Genie models allow the creation of simulation worlds with increasingly advanced capabilities for interaction between humans or trained AI agents.
Genie 2 allowed the generation of highly consistent, three-dimensional virtual scenarios with images that lasted up to one minute and responded intelligently to actions performed, identifying the character and moving them appropriately.
Its successor, Genie 3, goes a step further and introduces real-time interaction into simulations of more realistic worlds, ecosystems teeming with plant and animal life, allowing users to experience natural phenomena such as water, lighting, and exploration.
These worlds remain constant for several minutes at 720p resolution, since, as Google DeepMind explains in a statement, they are created “frame by frame based on the world description and the user’s actions.”
Regarding controllability, in addition to navigation inputs using arrow keys, it allows interaction with text prompts, which result in programmable world events, which can be used to introduce changes and test how AI agents handle unexpected situations.
Although the worlds generated by Genie can be controlled by humans or agents, Google DeepMind sees its potential for training the latter.
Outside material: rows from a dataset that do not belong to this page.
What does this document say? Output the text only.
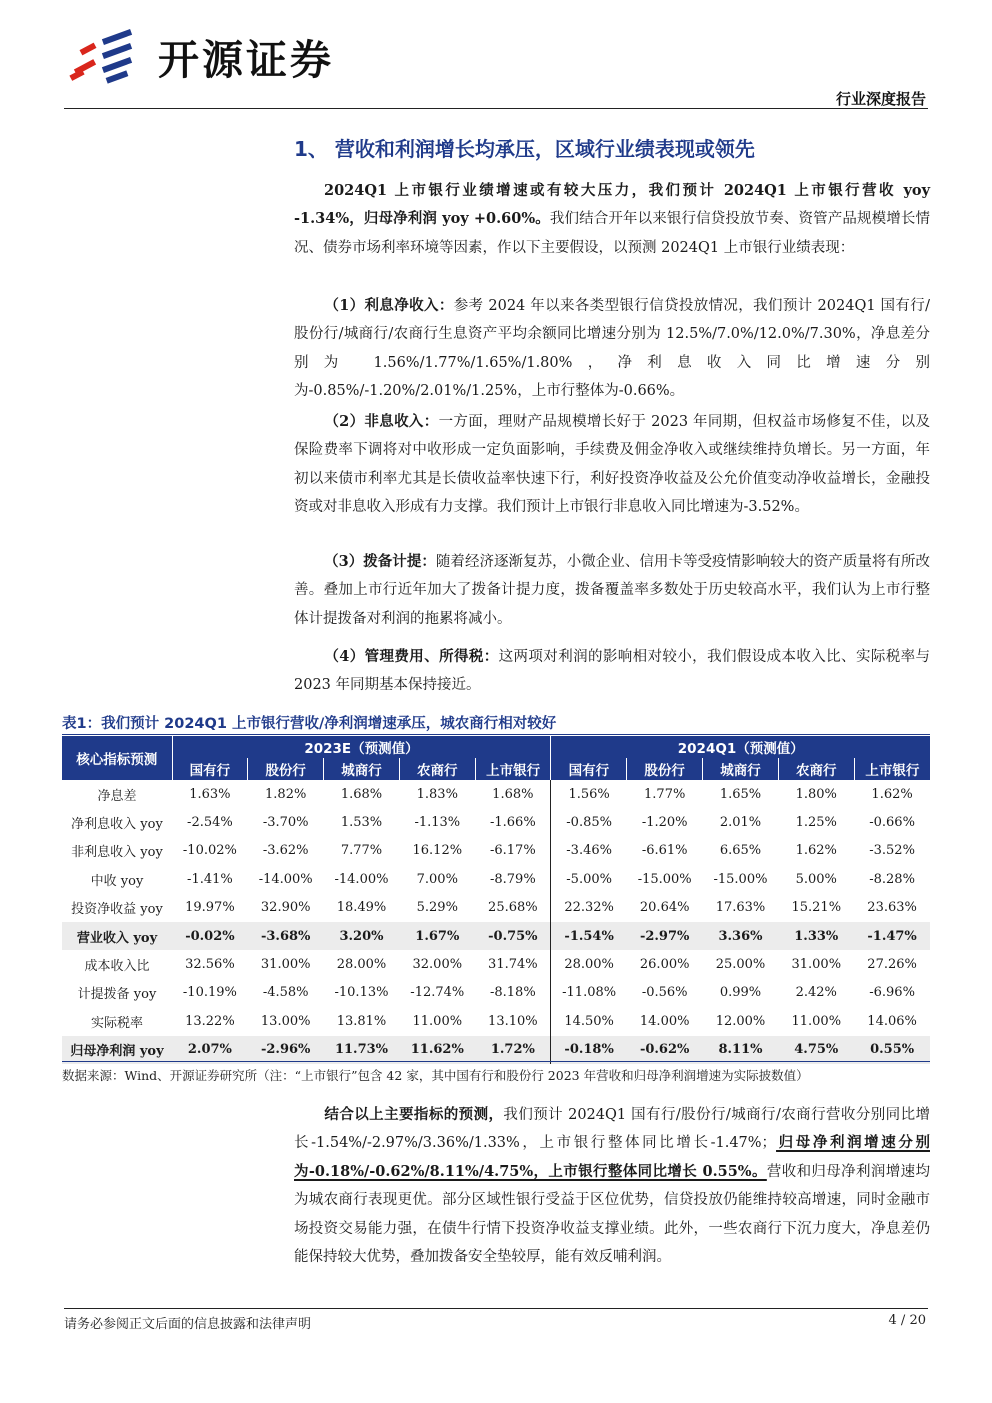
开源证券
行业深度报告
1、 营收和利润增长均承压，区域行业绩表现或领先
2024Q1 上市银行业绩增速或有较大压力，我们预计 2024Q1 上市银行营收 yoy -1.34%，归母净利润 yoy +0.60%。我们结合开年以来银行信贷投放节奏、资管产品规模增长情况、债券市场利率环境等因素，作以下主要假设，以预测 2024Q1 上市银行业绩表现：
（1）利息净收入：参考 2024 年以来各类型银行信贷投放情况，我们预计 2024Q1 国有行/股份行/城商行/农商行生息资产平均余额同比增速分别为 12.5%/7.0%/12.0%/7.30%，净息差分别为 1.56%/1.77%/1.65%/1.80%，净利息收入同比增速分别为-0.85%/-1.20%/2.01%/1.25%，上市行整体为-0.66%。
（2）非息收入：一方面，理财产品规模增长好于 2023 年同期，但权益市场修复不佳，以及保险费率下调将对中收形成一定负面影响，手续费及佣金净收入或继续维持负增长。另一方面，年初以来债市利率尤其是长债收益率快速下行，利好投资净收益及公允价值变动净收益增长，金融投资或对非息收入形成有力支撑。我们预计上市银行非息收入同比增速为-3.52%。
（3）拨备计提：随着经济逐渐复苏，小微企业、信用卡等受疫情影响较大的资产质量将有所改善。叠加上市行近年加大了拨备计提力度，拨备覆盖率多数处于历史较高水平，我们认为上市行整体计提拨备对利润的拖累将减小。
（4）管理费用、所得税：这两项对利润的影响相对较小，我们假设成本收入比、实际税率与 2023 年同期基本保持接近。
表1：我们预计 2024Q1 上市银行营收/净利润增速承压，城农商行相对较好
核心指标预测	2023E（预测值）					2024Q1（预测值）				
	国有行	股份行	城商行	农商行	上市银行	国有行	股份行	城商行	农商行	上市银行
净息差	1.63%	1.82%	1.68%	1.83%	1.68%	1.56%	1.77%	1.65%	1.80%	1.62%
净利息收入 yoy	-2.54%	-3.70%	1.53%	-1.13%	-1.66%	-0.85%	-1.20%	2.01%	1.25%	-0.66%
非利息收入 yoy	-10.02%	-3.62%	7.77%	16.12%	-6.17%	-3.46%	-6.61%	6.65%	1.62%	-3.52%
中收 yoy	-1.41%	-14.00%	-14.00%	7.00%	-8.79%	-5.00%	-15.00%	-15.00%	5.00%	-8.28%
投资净收益 yoy	19.97%	32.90%	18.49%	5.29%	25.68%	22.32%	20.64%	17.63%	15.21%	23.63%
营业收入 yoy	-0.02%	-3.68%	3.20%	1.67%	-0.75%	-1.54%	-2.97%	3.36%	1.33%	-1.47%
成本收入比	32.56%	31.00%	28.00%	32.00%	31.74%	28.00%	26.00%	25.00%	31.00%	27.26%
计提拨备 yoy	-10.19%	-4.58%	-10.13%	-12.74%	-8.18%	-11.08%	-0.56%	0.99%	2.42%	-6.96%
实际税率	13.22%	13.00%	13.81%	11.00%	13.10%	14.50%	14.00%	12.00%	11.00%	14.06%
归母净利润 yoy	2.07%	-2.96%	11.73%	11.62%	1.72%	-0.18%	-0.62%	8.11%	4.75%	0.55%
数据来源：Wind、开源证券研究所（注：“上市银行”包含 42 家，其中国有行和股份行 2023 年营收和归母净利润增速为实际披数值）
结合以上主要指标的预测，我们预计 2024Q1 国有行/股份行/城商行/农商行营收分别同比增长-1.54%/-2.97%/3.36%/1.33%，上市银行整体同比增长-1.47%；归母净利润增速分别为-0.18%/-0.62%/8.11%/4.75%，上市银行整体同比增长 0.55%。营收和归母净利润增速均为城农商行表现更优。部分区域性银行受益于区位优势，信贷投放仍能维持较高增速，同时金融市场投资交易能力强，在债牛行情下投资净收益支撑业绩。此外，一些农商行下沉力度大，净息差仍能保持较大优势，叠加拨备安全垫较厚，能有效反哺利润。
请务必参阅正文后面的信息披露和法律声明	4 / 20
The greater consistency offered by Genie 3 opens the door to longer sequences that drive the achievement of more complex goals.
“It not only offers ample scope for training agents such as robots and autonomous systems, but also allows for evaluating agent performance and exploring their weaknesses,” they note in the statement.
However, Genie 3 has limitations, as agents have a restricted range of action and interaction between multiple independent agents is not incorporated. It also fails to accurately simulate real-world locations, and interactions typically last only a few minutes.